Johannesburg — South Africa's proposal to transfer land and people to neighboring Swaziland is beset with mounting problems. But Pretoria shows no signs yet of abandoning the idea, Monitor correspondent Paul Van Slambrouck reports.
The most recent setback is a decision by the country's highest court that Pretoria acted illegally in taking control of part of the KwaZulu black ''homeland'' in preparation for turning it over to Swaziland. The court ruled the action ''null and void'' because South Africa did not consult with KwaZulu.
The controversial land deal is aimed ultimately at making nearly 1 million South African blacks citizens of Swaziland. It has sparked widespread resistance among not only the blacks affected, but also among supporters of the government's own National Party.
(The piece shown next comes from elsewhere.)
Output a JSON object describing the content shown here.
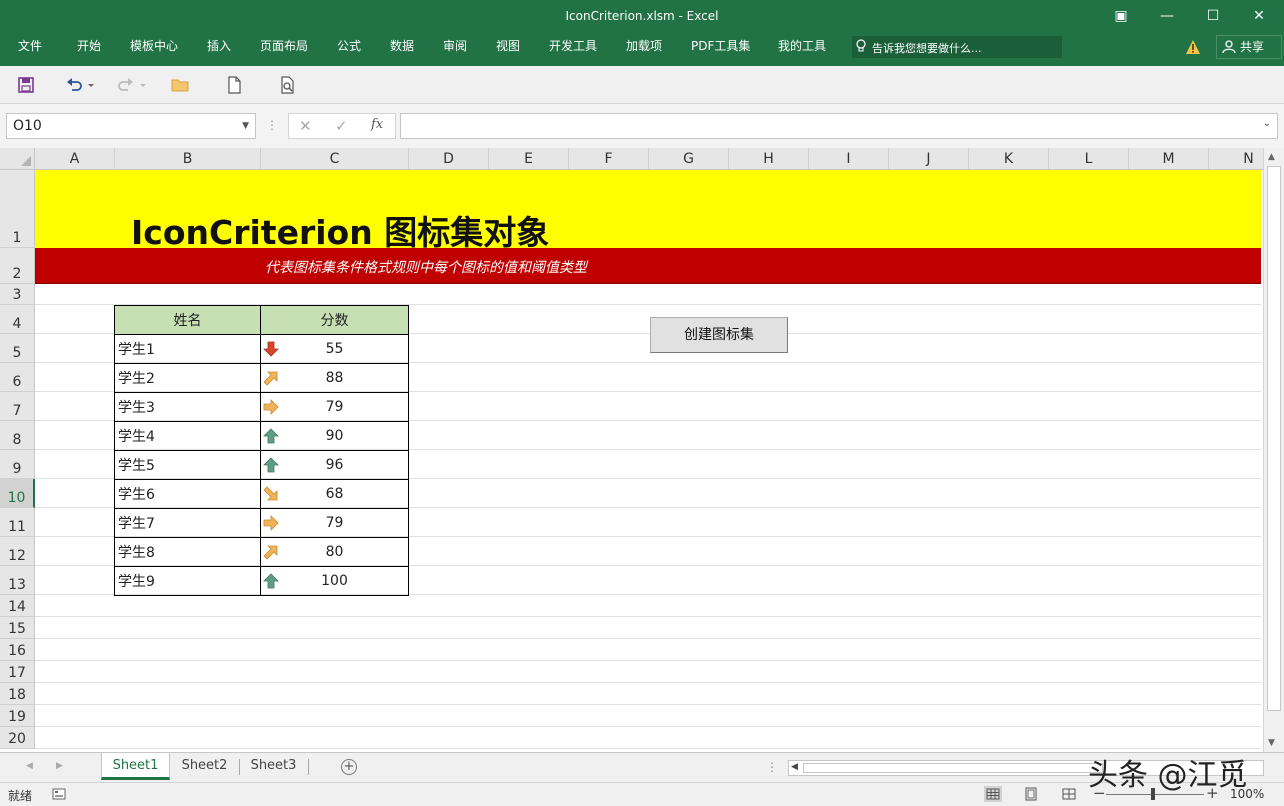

Critics see the proposal as a blatant attempt by South Africa's white minority government to reduce the number of blacks in this country.
The proposal has been further muddied by the death in August of the Swaziland monarch, King Sobhuza II. He had a keen personal interest in the plan, which to him represented a reunification of the Swazi people.
Still, indications are that both Swaziland and South Africa intend to press ahead with the plan, albeit perhaps in a modified form. Pretoria says it will study the court decision to determine further action involving KwaZulu, and has appointed a commission to study that aspect of the transfer deal.